The furor caused by President Johnson’s refusal of Peter Hurd’s portrait recently, has caused the Richard Gray Gallery to organize an exhibition of Portraits of LBJ by 30 Chicago artists. It was installed for one week in February and received an inordinate amount of press coverage.
Although a number of artists participated who have already proved themselves, the show lacked a great deal and they were not represented by their best work. Ladybird’s Johnson by Mary McCarty, Gladys Nils-son’s watercolor, Little Leapin LBJ, Ray Reshoft’s portrait and the LBJ Doll by Ellen Lanyon were qualified exceptions. The possibilities for caricature, the opportunities for burlesque were all present; the humor was often sardonic, scornful, bitter but usually thin and seldom trenchant. The show illustrates the fact that social protest plays no significant part in contemporary art in Chicago, although one might conclude that there is genuine and legitimate need for such a style.
Pop artists highlight commonly accepted material values and by magnification show their general unquestioned acceptance to be absurd. The works in this show, cannot, however, be termed satire and there is little art produced today (some cartoonists excepted) of a satirical nature.
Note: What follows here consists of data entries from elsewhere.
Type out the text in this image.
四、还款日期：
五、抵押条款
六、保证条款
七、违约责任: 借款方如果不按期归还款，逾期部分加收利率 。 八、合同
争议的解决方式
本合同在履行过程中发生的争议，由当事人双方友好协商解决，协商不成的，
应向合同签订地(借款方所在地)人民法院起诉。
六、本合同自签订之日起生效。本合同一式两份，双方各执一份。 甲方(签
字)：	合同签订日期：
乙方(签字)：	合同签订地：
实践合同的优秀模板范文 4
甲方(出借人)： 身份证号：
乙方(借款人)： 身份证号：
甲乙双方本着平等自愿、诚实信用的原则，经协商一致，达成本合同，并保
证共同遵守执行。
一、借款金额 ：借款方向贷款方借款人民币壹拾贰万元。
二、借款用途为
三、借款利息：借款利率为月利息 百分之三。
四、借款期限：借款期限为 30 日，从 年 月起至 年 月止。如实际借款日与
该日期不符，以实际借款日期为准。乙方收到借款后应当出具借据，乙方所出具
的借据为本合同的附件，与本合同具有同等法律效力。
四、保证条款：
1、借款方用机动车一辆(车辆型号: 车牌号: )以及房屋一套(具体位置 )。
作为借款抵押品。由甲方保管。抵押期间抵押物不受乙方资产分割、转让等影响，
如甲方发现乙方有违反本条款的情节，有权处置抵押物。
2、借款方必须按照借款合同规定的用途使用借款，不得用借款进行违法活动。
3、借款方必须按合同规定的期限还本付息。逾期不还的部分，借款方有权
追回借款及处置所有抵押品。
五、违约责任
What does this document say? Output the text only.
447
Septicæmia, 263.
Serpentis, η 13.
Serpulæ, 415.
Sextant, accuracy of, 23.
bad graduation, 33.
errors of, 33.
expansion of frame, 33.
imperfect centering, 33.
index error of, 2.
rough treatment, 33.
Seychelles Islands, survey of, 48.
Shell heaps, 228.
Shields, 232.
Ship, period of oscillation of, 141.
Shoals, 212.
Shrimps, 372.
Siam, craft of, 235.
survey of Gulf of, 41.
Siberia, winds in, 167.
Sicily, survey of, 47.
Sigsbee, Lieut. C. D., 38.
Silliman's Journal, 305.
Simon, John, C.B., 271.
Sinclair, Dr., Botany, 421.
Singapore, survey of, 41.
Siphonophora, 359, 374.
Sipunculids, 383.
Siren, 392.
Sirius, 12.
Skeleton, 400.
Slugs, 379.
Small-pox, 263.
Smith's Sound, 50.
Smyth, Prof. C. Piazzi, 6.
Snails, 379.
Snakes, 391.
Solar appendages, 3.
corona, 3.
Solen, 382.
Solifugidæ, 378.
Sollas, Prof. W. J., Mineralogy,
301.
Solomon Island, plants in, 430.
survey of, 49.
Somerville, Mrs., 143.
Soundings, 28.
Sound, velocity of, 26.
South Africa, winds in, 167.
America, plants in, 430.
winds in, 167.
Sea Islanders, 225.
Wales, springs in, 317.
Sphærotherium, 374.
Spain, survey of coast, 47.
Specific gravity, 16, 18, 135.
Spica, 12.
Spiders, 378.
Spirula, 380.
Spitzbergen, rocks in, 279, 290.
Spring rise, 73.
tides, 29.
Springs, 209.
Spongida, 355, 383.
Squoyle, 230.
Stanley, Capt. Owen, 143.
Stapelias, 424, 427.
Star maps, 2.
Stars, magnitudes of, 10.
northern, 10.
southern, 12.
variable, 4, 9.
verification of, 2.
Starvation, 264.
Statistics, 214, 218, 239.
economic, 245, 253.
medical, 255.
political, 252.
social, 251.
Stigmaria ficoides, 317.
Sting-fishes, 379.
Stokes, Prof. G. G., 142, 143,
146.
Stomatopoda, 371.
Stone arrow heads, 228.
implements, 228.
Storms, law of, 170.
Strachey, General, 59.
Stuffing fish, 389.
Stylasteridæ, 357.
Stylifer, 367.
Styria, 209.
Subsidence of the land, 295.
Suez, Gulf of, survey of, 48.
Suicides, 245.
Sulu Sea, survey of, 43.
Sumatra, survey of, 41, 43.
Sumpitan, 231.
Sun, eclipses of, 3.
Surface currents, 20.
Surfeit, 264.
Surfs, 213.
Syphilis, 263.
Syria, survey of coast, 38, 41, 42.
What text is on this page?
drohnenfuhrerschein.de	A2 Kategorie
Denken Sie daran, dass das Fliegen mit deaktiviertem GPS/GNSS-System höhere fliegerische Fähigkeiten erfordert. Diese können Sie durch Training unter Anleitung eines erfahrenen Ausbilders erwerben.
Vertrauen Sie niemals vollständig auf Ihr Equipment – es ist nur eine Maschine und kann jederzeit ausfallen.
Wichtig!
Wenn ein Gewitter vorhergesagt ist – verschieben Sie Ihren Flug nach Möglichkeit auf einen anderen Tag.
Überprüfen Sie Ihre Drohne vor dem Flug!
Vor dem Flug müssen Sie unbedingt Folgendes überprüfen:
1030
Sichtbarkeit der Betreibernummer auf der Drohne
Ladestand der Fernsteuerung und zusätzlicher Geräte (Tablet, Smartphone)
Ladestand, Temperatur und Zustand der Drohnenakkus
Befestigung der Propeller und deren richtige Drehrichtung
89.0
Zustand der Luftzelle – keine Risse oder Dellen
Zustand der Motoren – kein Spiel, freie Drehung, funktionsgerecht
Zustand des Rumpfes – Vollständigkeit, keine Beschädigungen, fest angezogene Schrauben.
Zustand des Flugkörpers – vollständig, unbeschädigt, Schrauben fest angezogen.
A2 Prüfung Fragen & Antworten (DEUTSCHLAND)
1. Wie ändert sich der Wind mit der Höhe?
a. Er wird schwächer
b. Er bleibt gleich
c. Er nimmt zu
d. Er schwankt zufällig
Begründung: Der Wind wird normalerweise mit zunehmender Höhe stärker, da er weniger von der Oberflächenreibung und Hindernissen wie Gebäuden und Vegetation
Drollery is possible; buffoonery can be underlined and occasionally absurdity can be isolated but the styles of these artists, each valid in its own context, lack the focus and incisiveness which are needed for a satire which can cut through layers of indifference and apathy.
Saying this does not question the sincerity or the depth of feeling, the sense of frustration, the need to revolt, on the part of the individual artists. This is evident. However, satire, which needs to be finely honed, is not a device or a style which may be readily assumed.
Another show, the drawings and collages of Saul Steinberg at the B. C. Holland Gallery, presents the work of an artist whose style includes elements of satire along with other qualities as part of its pungent wit. His art illuminates the absurdities to be found in reality and deflates the myths of the self, important, the folk-heroes, and the trite cliché. Line, which is stiff, wiry, liquid, flowing—or expressive of a hundred other qualities—encircles his idea. Combined with collage and/or rubber stamps its sheer economy and the quality of now-you-see-it now-you-don’t sleight of hand, an essential part of his elusive style, exert a subtle fascination. Although much of his work comments on the times and is of a topical nature, a considerable portion, a recurring theme, is involved with art, the play back and forth between illusion and reality. It is in this tantalizingly ambiguous area that his achievement seems most meaningful.